QUINTO.- Con arreglo al art. 139 de la Ley reguladora de la Jurisdicción Contenciosa-Administrativa (RCL 19981741 ), será el apelante que vea íntegramente rechazadas sus pretensiones quien deberá abonar las costas procesales. El apelante es don Leonardo y la mercantil SARELI SL por lo que al haber obtenido un pronunciamiento favorable, no procede su condena.

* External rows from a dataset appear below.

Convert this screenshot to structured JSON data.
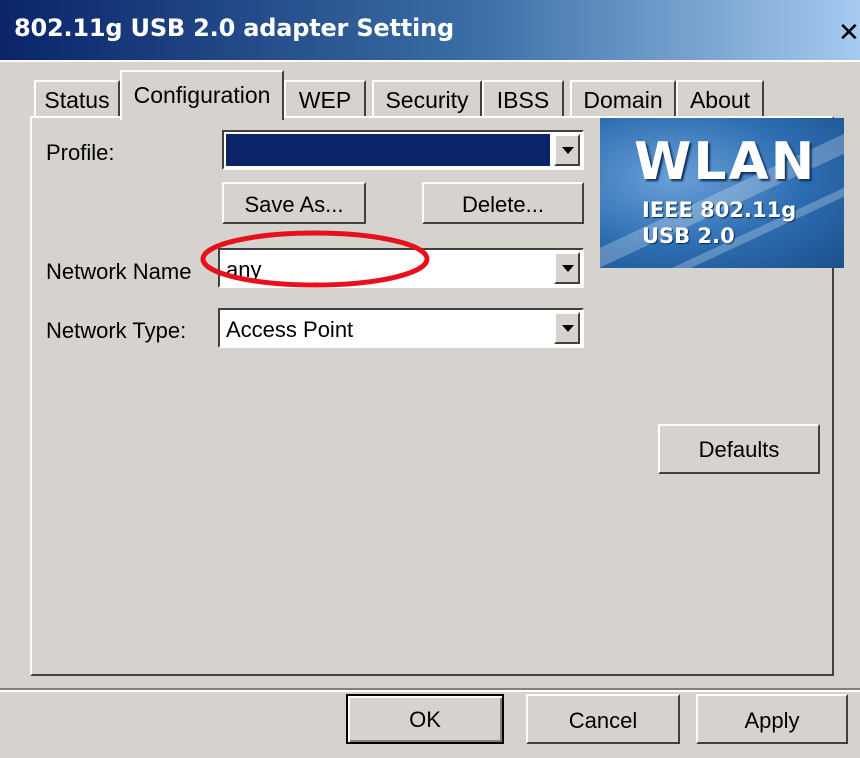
{
  "window": {
    "title": "802.11g USB 2.0 adapter Setting",
    "close_glyph": "✕"
  },
  "tabs": [
    {
      "label": "Status",
      "active": false
    },
    {
      "label": "Configuration",
      "active": true
    },
    {
      "label": "WEP",
      "active": false
    },
    {
      "label": "Security",
      "active": false
    },
    {
      "label": "IBSS",
      "active": false
    },
    {
      "label": "Domain",
      "active": false
    },
    {
      "label": "About",
      "active": false
    }
  ],
  "config": {
    "profile_label": "Profile:",
    "profile_value": "",
    "save_as_label": "Save As...",
    "delete_label": "Delete...",
    "network_name_label": "Network Name",
    "network_name_value": "any",
    "network_type_label": "Network Type:",
    "network_type_value": "Access Point",
    "defaults_label": "Defaults"
  },
  "logo": {
    "title": "WLAN",
    "line1": "IEEE 802.11g",
    "line2": "USB 2.0"
  },
  "footer": {
    "ok_label": "OK",
    "cancel_label": "Cancel",
    "apply_label": "Apply"
  },
  "annotation": {
    "highlight_color": "#e8101a"
  },
  "colors": {
    "dialog_bg": "#d6d3ce",
    "title_start": "#0a246a",
    "selection": "#0a246a"
  }
}
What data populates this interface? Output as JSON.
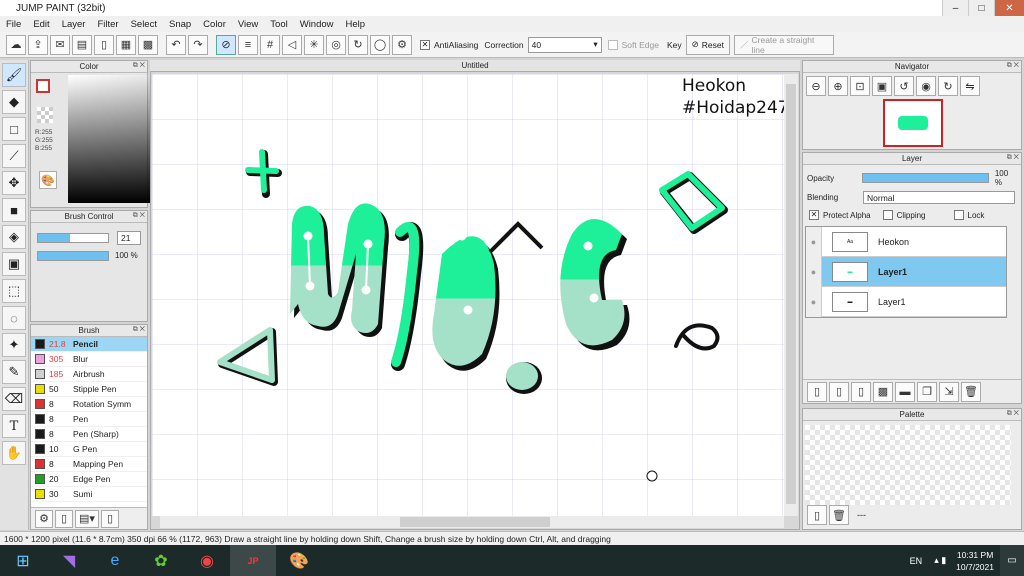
{
  "window": {
    "title": "JUMP PAINT (32bit)"
  },
  "menu": [
    "File",
    "Edit",
    "Layer",
    "Filter",
    "Select",
    "Snap",
    "Color",
    "View",
    "Tool",
    "Window",
    "Help"
  ],
  "toolbar": {
    "antialiasing_label": "AntiAliasing",
    "correction_label": "Correction",
    "correction_value": "40",
    "soft_edge_label": "Soft Edge",
    "key_label": "Key",
    "reset_label": "Reset",
    "straight_line_label": "Create a straight line"
  },
  "color_panel": {
    "title": "Color",
    "r": "R:255",
    "g": "G:255",
    "b": "B:255"
  },
  "brush_control": {
    "title": "Brush Control",
    "size": "21",
    "opacity": "100 %"
  },
  "brush_panel": {
    "title": "Brush",
    "items": [
      {
        "size": "21.8",
        "name": "Pencil",
        "color": "#1a1a1a"
      },
      {
        "size": "305",
        "name": "Blur",
        "color": "#f0a0e0"
      },
      {
        "size": "185",
        "name": "Airbrush",
        "color": "#d0d0d0"
      },
      {
        "size": "50",
        "name": "Stipple Pen",
        "color": "#e8e000"
      },
      {
        "size": "8",
        "name": "Rotation Symm",
        "color": "#e03030"
      },
      {
        "size": "8",
        "name": "Pen",
        "color": "#1a1a1a"
      },
      {
        "size": "8",
        "name": "Pen (Sharp)",
        "color": "#1a1a1a"
      },
      {
        "size": "10",
        "name": "G Pen",
        "color": "#1a1a1a"
      },
      {
        "size": "8",
        "name": "Mapping Pen",
        "color": "#e03030"
      },
      {
        "size": "20",
        "name": "Edge Pen",
        "color": "#20a020"
      },
      {
        "size": "30",
        "name": "Sumi",
        "color": "#e8e000"
      }
    ]
  },
  "canvas": {
    "title": "Untitled",
    "text_line1": "Heokon",
    "text_line2": "#Hoidap247"
  },
  "navigator": {
    "title": "Navigator"
  },
  "layer_panel": {
    "title": "Layer",
    "opacity_label": "Opacity",
    "opacity_value": "100 %",
    "blending_label": "Blending",
    "blending_value": "Normal",
    "protect_alpha": "Protect Alpha",
    "clipping": "Clipping",
    "lock": "Lock",
    "layers": [
      {
        "name": "Heokon"
      },
      {
        "name": "Layer1"
      },
      {
        "name": "Layer1"
      }
    ]
  },
  "palette": {
    "title": "Palette",
    "dash": "---"
  },
  "status": {
    "text": "1600 * 1200 pixel  (11.6 * 8.7cm)  350 dpi  66 %  (1172, 963)  Draw a straight line by holding down Shift, Change a brush size by holding down Ctrl, Alt, and dragging"
  },
  "taskbar": {
    "lang": "EN",
    "time": "10:31 PM",
    "date": "10/7/2021"
  },
  "colors": {
    "accent_green": "#1ef09a",
    "light_green": "#a5e0c8"
  }
}
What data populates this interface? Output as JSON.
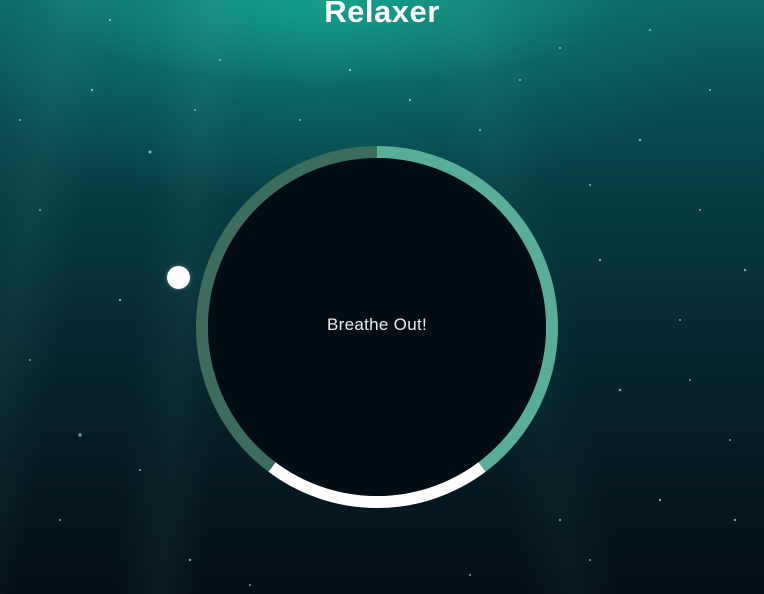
{
  "app": {
    "title": "Relaxer"
  },
  "breather": {
    "phase_text": "Breathe Out!",
    "segments": [
      {
        "name": "breathe-in",
        "color": "#5aae99"
      },
      {
        "name": "hold",
        "color": "#ffffff"
      },
      {
        "name": "breathe-out",
        "color": "#3b6c5e"
      }
    ]
  },
  "colors": {
    "core": "#020c15",
    "pointer": "#ffffff",
    "text": "#ffffff"
  }
}
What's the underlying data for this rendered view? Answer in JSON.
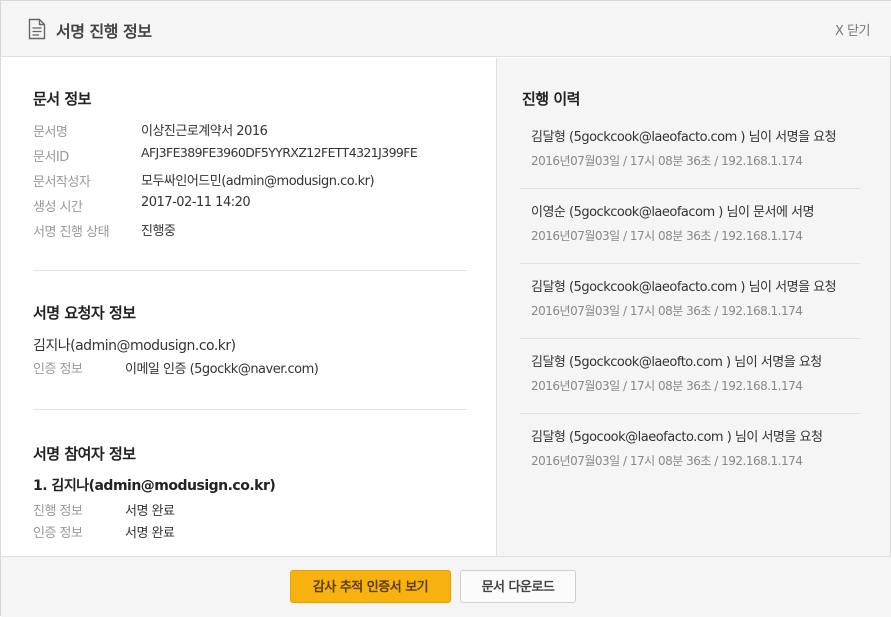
{
  "header": {
    "title": "서명 진행 정보",
    "close_label": "X 닫기",
    "icon": "document-icon"
  },
  "document_info": {
    "title": "문서 정보",
    "rows": [
      {
        "label": "문서명",
        "value": "이상진근로계약서 2016"
      },
      {
        "label": "문서ID",
        "value": "AFJ3FE389FE3960DF5YYRXZ12FETT4321J399FE"
      },
      {
        "label": "문서작성자",
        "value": "모두싸인어드민(admin@modusign.co.kr)"
      },
      {
        "label": "생성 시간",
        "value": "2017-02-11 14:20"
      },
      {
        "label": "서명 진행 상태",
        "value": "진행중"
      }
    ]
  },
  "requester_info": {
    "title": "서명 요청자 정보",
    "name": "김지나(admin@modusign.co.kr)",
    "auth_label": "인증 정보",
    "auth_value": "이메일 인증 (5gockk@naver.com)"
  },
  "participant_info": {
    "title": "서명 참여자 정보",
    "participant": "1. 김지나(admin@modusign.co.kr)",
    "rows": [
      {
        "label": "진행 정보",
        "value": "서명 완료"
      },
      {
        "label": "인증 정보",
        "value": "서명 완료"
      }
    ]
  },
  "history": {
    "title": "진행 이력",
    "items": [
      {
        "text": "김달형 (5gockcook@laeofacto.com ) 님이 서명을 요청",
        "meta": "2016년07월03일 / 17시 08분 36초 / 192.168.1.174"
      },
      {
        "text": "이영순 (5gockcook@laeofacom ) 님이 문서에 서명",
        "meta": "2016년07월03일 / 17시 08분 36초 / 192.168.1.174"
      },
      {
        "text": "김달형 (5gockcook@laeofacto.com ) 님이 서명을 요청",
        "meta": "2016년07월03일 / 17시 08분 36초 / 192.168.1.174"
      },
      {
        "text": "김달형 (5gockcook@laeofto.com ) 님이 서명을 요청",
        "meta": "2016년07월03일 / 17시 08분 36초 / 192.168.1.174"
      },
      {
        "text": "김달형 (5gocook@laeofacto.com ) 님이 서명을 요청",
        "meta": "2016년07월03일 / 17시 08분 36초 / 192.168.1.174"
      }
    ]
  },
  "footer": {
    "audit_button": "감사 추적 인증서 보기",
    "download_button": "문서 다운로드"
  },
  "colors": {
    "accent": "#f7b20f",
    "panel_bg": "#f5f5f5",
    "divider": "#e0e0e0"
  }
}
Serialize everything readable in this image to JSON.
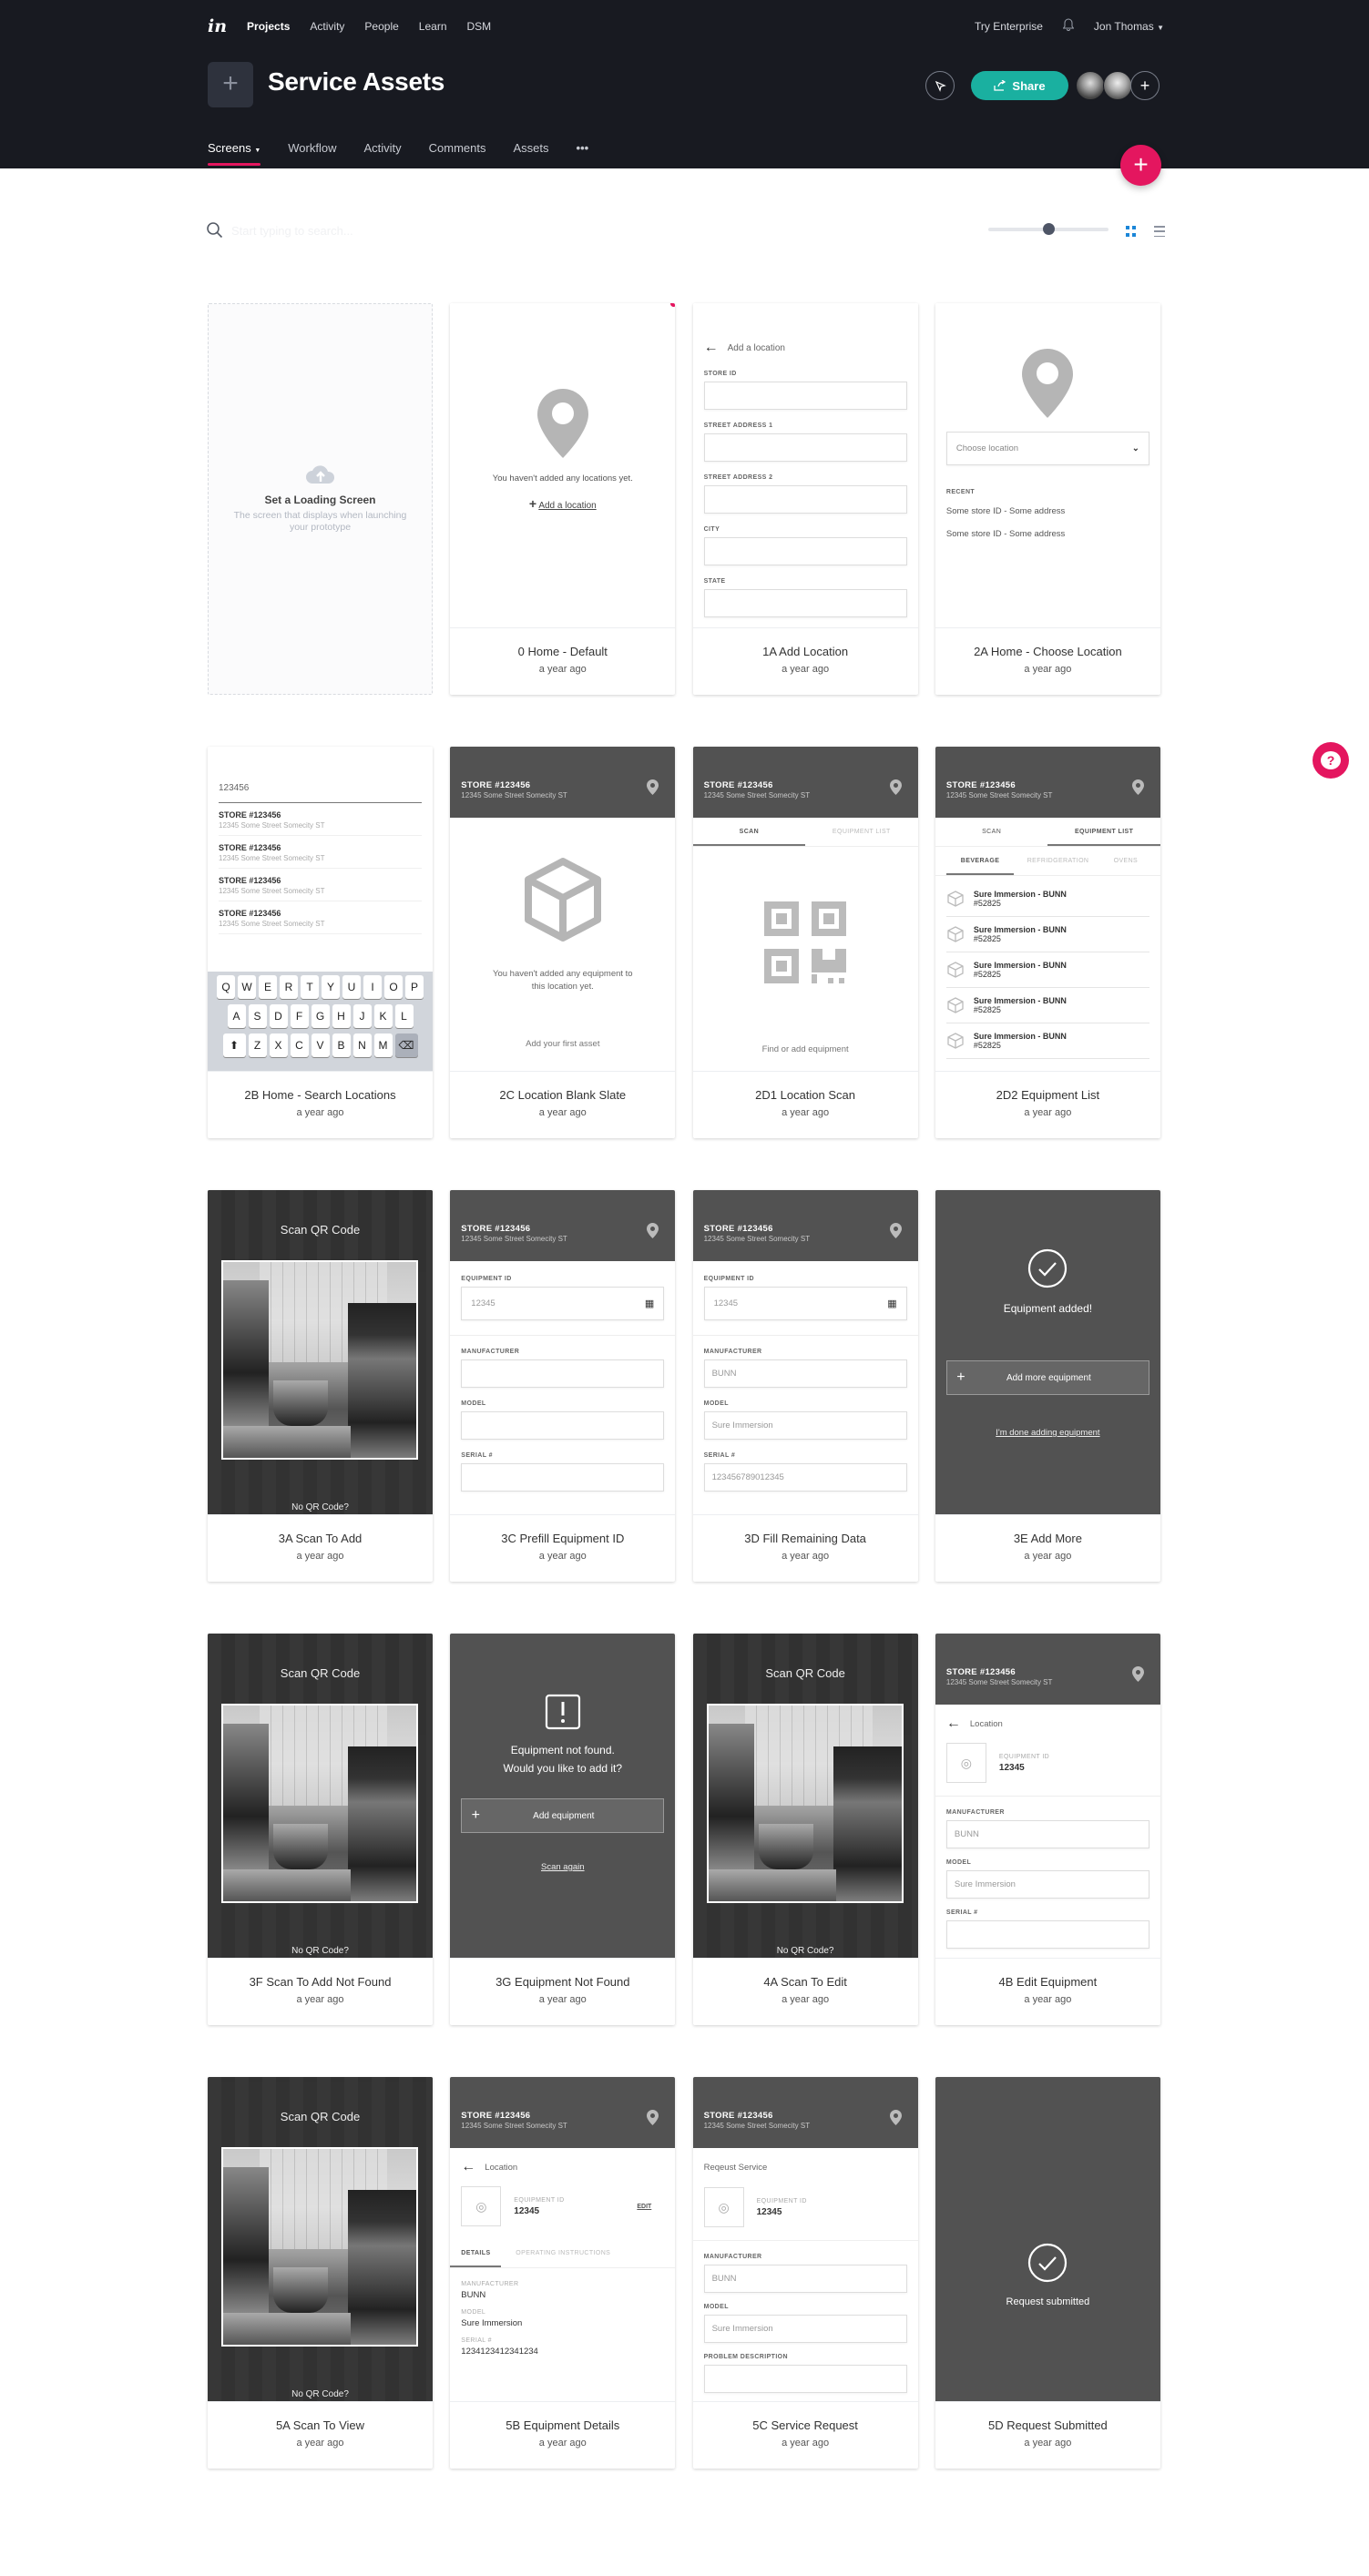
{
  "topnav": {
    "logo": "in",
    "items": [
      "Projects",
      "Activity",
      "People",
      "Learn",
      "DSM"
    ],
    "active": "Projects",
    "try_enterprise": "Try Enterprise",
    "user_name": "Jon Thomas"
  },
  "project": {
    "title": "Service Assets",
    "share_label": "Share"
  },
  "subnav": {
    "tabs": [
      "Screens",
      "Workflow",
      "Activity",
      "Comments",
      "Assets"
    ],
    "more": "•••"
  },
  "toolbar": {
    "search_placeholder": "Start typing to search...",
    "zoom_level": 0.5
  },
  "colors": {
    "accent": "#e4165f",
    "share": "#1ab0a0",
    "header_bg": "#181a21",
    "mock_dark": "#525252"
  },
  "loading_card": {
    "title": "Set a Loading Screen",
    "description": "The screen that displays when launching your prototype"
  },
  "common": {
    "time": "a year ago",
    "store_name": "STORE #123456",
    "store_address": "12345 Some Street Somecity ST",
    "scan_title": "Scan QR Code",
    "no_qr": "No QR Code?",
    "equipment_id_label": "EQUIPMENT ID",
    "equipment_id": "12345",
    "manufacturer_label": "MANUFACTURER",
    "model_label": "MODEL",
    "serial_label": "SERIAL #",
    "manufacturer": "BUNN",
    "model": "Sure Immersion"
  },
  "screens": [
    {
      "name": "0 Home - Default",
      "empty_text": "You haven't added any locations yet.",
      "link": "Add a location"
    },
    {
      "name": "1A Add Location",
      "back_label": "Add a location",
      "fields": [
        "STORE ID",
        "STREET ADDRESS 1",
        "STREET ADDRESS 2",
        "CITY",
        "STATE"
      ]
    },
    {
      "name": "2A Home - Choose Location",
      "select_placeholder": "Choose location",
      "recent_label": "RECENT",
      "recent": [
        "Some store ID - Some address",
        "Some store ID - Some address"
      ]
    },
    {
      "name": "2B Home - Search Locations",
      "query": "123456",
      "keyboard": [
        [
          "Q",
          "W",
          "E",
          "R",
          "T",
          "Y",
          "U",
          "I",
          "O",
          "P"
        ],
        [
          "A",
          "S",
          "D",
          "F",
          "G",
          "H",
          "J",
          "K",
          "L"
        ],
        [
          "Z",
          "X",
          "C",
          "V",
          "B",
          "N",
          "M"
        ]
      ]
    },
    {
      "name": "2C Location Blank Slate",
      "empty_text": "You haven't added any equipment to this location yet.",
      "cta": "Add your first asset"
    },
    {
      "name": "2D1 Location Scan",
      "tabs": [
        "SCAN",
        "EQUIPMENT LIST"
      ],
      "cta": "Find or add equipment"
    },
    {
      "name": "2D2 Equipment List",
      "tabs": [
        "SCAN",
        "EQUIPMENT LIST"
      ],
      "subtabs": [
        "BEVERAGE",
        "REFRIDGERATION",
        "OVENS"
      ],
      "item_title": "Sure Immersion - BUNN",
      "item_id": "#52825"
    },
    {
      "name": "3A Scan To Add"
    },
    {
      "name": "3C Prefill Equipment ID"
    },
    {
      "name": "3D Fill Remaining Data",
      "serial": "123456789012345"
    },
    {
      "name": "3E Add More",
      "message": "Equipment added!",
      "button": "Add more equipment",
      "link": "I'm done adding equipment"
    },
    {
      "name": "3F Scan To Add Not Found"
    },
    {
      "name": "3G Equipment Not Found",
      "message1": "Equipment not found.",
      "message2": "Would you like to add it?",
      "button": "Add equipment",
      "link": "Scan again"
    },
    {
      "name": "4A Scan To Edit"
    },
    {
      "name": "4B Edit Equipment",
      "back_label": "Location"
    },
    {
      "name": "5A Scan To View"
    },
    {
      "name": "5B Equipment Details",
      "back_label": "Location",
      "edit": "EDIT",
      "tabs": [
        "DETAILS",
        "OPERATING INSTRUCTIONS"
      ],
      "serial": "1234123412341234"
    },
    {
      "name": "5C Service Request",
      "title": "Reqeust Service",
      "problem_label": "PROBLEM DESCRIPTION"
    },
    {
      "name": "5D Request Submitted",
      "message": "Request submitted"
    }
  ]
}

VISTOS.- Los artículos citados y demás de general y pertinente aplicación.

Fallo

En atención a todo lo expuesto, la Sala de lo Contencioso-administrativo (Sección 2ª) en el recurso de apelación formulado por don Leonardo y la mercantil SARELI SL, representados por la Procuradora de los Tribunales doña Isabel Julia Corujo y defendidos por el Letrado don Antonio Hernández Tejedor, contra la Sentencia de 22 de abril de 2.005 dictada por el Juzgado de lo Contencioso-Administrativo nº 16 de Madrid , en procedimiento ordinario nº 66/03, ha decidido:

Primero.- Estimar dicho recurso de apelación.

Segundo.- Revocar la citada sentencia de 22 de abril de 2.005 dictada por el Juzgado de lo Contencioso-Administrativo nº 16 de Madrid , en procedimiento ordinario nº 66/03y, en su consecuencia, anular la declaración de ruina acordada por la resolución combatida y mandar retrotraer el procedimiento administrativo a fin de que se emita el informe al que se hace referencia en el cuerpo de esta sentencia.

Tercero.- No efectuar condenar en costas en esta instancia.

Así por esta nuestra sentencia lo pronunciamos, mandamos y firmamos.

PUBLICACIÓN: Leída y publicada fue la anterior sentencia por el Iltmo. Sr. Don Francisco Javier Canabal Conejos, estando celebrando audiencia pública en el mismo día de su fecha; certifico.